I am trying to build a pipeline that feeds audiotoface data directly into unity.
I’m talking an animated avatar that gets a speech audio file and talks live to you.
I have already set up a facial test in a2f which works great, i’m just unsure how the pipeline works towards unity streaming.
Any help will be greatly appreciated.
Cheers, Kurt
Hello @soontekk! I recommend that you join our discord community at discord.gg/nvidiaomniverse. You can chat with other community members on the best way to setup your A2F stream! In the meantime, I will forward this over to the dev team for some help!
Thank you Ehsan, sorry for the late reply i thought i replied but seems not so ;)
Just had a meeting with the team where we are still researching the unity and unreal routes.

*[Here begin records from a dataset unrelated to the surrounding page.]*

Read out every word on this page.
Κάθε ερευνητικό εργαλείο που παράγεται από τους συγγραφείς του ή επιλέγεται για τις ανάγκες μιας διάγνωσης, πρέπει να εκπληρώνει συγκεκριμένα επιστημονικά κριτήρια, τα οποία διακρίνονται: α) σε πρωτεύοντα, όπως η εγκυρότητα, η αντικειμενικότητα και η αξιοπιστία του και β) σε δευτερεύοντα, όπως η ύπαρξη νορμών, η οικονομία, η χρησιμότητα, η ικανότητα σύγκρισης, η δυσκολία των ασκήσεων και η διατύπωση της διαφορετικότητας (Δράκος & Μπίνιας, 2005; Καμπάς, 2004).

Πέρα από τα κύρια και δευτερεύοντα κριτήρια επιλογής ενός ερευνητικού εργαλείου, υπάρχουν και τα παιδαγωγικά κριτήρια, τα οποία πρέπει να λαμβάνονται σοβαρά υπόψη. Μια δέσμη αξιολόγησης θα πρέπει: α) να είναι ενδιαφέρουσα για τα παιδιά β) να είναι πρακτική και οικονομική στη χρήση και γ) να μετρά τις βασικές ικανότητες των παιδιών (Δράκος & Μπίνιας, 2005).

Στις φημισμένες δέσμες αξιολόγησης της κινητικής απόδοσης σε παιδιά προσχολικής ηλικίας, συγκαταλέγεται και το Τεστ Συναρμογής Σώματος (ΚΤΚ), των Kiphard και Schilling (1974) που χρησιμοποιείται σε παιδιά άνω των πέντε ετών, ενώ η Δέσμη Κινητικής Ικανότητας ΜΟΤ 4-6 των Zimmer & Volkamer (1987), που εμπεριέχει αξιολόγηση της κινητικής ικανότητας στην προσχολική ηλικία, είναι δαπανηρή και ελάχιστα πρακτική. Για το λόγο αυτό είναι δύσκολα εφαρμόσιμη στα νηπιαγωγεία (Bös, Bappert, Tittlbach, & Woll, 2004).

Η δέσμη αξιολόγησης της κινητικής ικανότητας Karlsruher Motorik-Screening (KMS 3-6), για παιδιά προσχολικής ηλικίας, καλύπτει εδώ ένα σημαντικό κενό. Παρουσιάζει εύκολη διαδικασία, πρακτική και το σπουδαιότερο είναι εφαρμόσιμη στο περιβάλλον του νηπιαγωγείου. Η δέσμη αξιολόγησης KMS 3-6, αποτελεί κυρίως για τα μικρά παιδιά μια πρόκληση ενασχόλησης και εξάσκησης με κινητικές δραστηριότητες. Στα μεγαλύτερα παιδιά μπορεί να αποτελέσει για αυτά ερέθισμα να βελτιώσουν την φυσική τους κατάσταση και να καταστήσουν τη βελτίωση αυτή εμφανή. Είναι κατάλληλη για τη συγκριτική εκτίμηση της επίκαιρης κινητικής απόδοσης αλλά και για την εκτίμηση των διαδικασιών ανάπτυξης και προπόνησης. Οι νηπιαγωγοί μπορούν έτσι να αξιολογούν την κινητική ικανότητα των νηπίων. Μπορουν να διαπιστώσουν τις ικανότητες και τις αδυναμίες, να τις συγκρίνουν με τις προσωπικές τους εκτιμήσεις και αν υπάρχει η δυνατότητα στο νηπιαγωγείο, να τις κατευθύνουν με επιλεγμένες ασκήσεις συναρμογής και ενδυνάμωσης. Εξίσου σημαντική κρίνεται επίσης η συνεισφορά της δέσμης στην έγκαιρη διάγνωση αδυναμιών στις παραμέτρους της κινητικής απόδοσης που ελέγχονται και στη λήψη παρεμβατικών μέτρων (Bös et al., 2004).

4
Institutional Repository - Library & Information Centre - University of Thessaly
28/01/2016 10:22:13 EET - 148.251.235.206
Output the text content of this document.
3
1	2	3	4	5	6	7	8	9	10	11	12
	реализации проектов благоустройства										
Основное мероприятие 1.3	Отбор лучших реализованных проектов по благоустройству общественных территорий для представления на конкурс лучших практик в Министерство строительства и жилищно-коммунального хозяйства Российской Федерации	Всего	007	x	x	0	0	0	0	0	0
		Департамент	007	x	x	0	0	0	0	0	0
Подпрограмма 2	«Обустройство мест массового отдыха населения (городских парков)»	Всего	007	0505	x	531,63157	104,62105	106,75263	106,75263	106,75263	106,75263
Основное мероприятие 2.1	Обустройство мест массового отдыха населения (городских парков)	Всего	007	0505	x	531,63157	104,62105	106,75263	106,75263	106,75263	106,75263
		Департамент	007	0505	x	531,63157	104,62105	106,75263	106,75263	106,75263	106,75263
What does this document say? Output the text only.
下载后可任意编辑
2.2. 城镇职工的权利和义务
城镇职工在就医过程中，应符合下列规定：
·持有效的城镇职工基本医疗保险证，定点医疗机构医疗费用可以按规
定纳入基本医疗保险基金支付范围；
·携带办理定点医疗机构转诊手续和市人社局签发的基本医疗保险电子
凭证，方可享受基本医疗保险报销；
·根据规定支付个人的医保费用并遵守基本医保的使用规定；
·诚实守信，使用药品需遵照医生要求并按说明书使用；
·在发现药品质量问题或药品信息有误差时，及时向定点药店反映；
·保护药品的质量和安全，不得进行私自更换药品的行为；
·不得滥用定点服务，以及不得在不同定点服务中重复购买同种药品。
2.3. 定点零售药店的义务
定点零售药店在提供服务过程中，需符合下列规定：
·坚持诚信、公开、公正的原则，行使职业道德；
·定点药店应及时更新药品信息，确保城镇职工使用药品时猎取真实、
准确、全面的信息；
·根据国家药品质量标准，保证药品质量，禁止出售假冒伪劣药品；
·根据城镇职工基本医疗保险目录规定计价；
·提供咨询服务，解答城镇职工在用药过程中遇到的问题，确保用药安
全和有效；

Our dev found that it is not possible to feed audio into the A2F streaming to feed our avatars.
His words:
After looking into Nvidea’s audio2face, we discovered that it is presently not compatible with streaming into Unity. The missing component needed for streaming is the blendpose value keys, which the API is unable to retrieve. Nevertheless, we found a workaround by manually adding code to the facsSolver.py file to send the blendpose keys into Unity. This solution only works when audio is played through audio2face, a feature that is unfortunately not supported from the API.
Is there any way we can access this information in a method that is automatable?
This functionality is the holy grail for metaverse/gaming, totally reactive NPCs, leave your own Avatar on in the game 24x7 because it has trained on your prior experience and transfer learned from an LLM. Audio2Face becomes the most powerful tool in the world when this problem is solved and public.
Yes the solve is built using TensorRT, but since we lack a CPU implementation, we can’t precisely measure the extent to which TensorRT accelerates computations. That said you can see the time in the UI.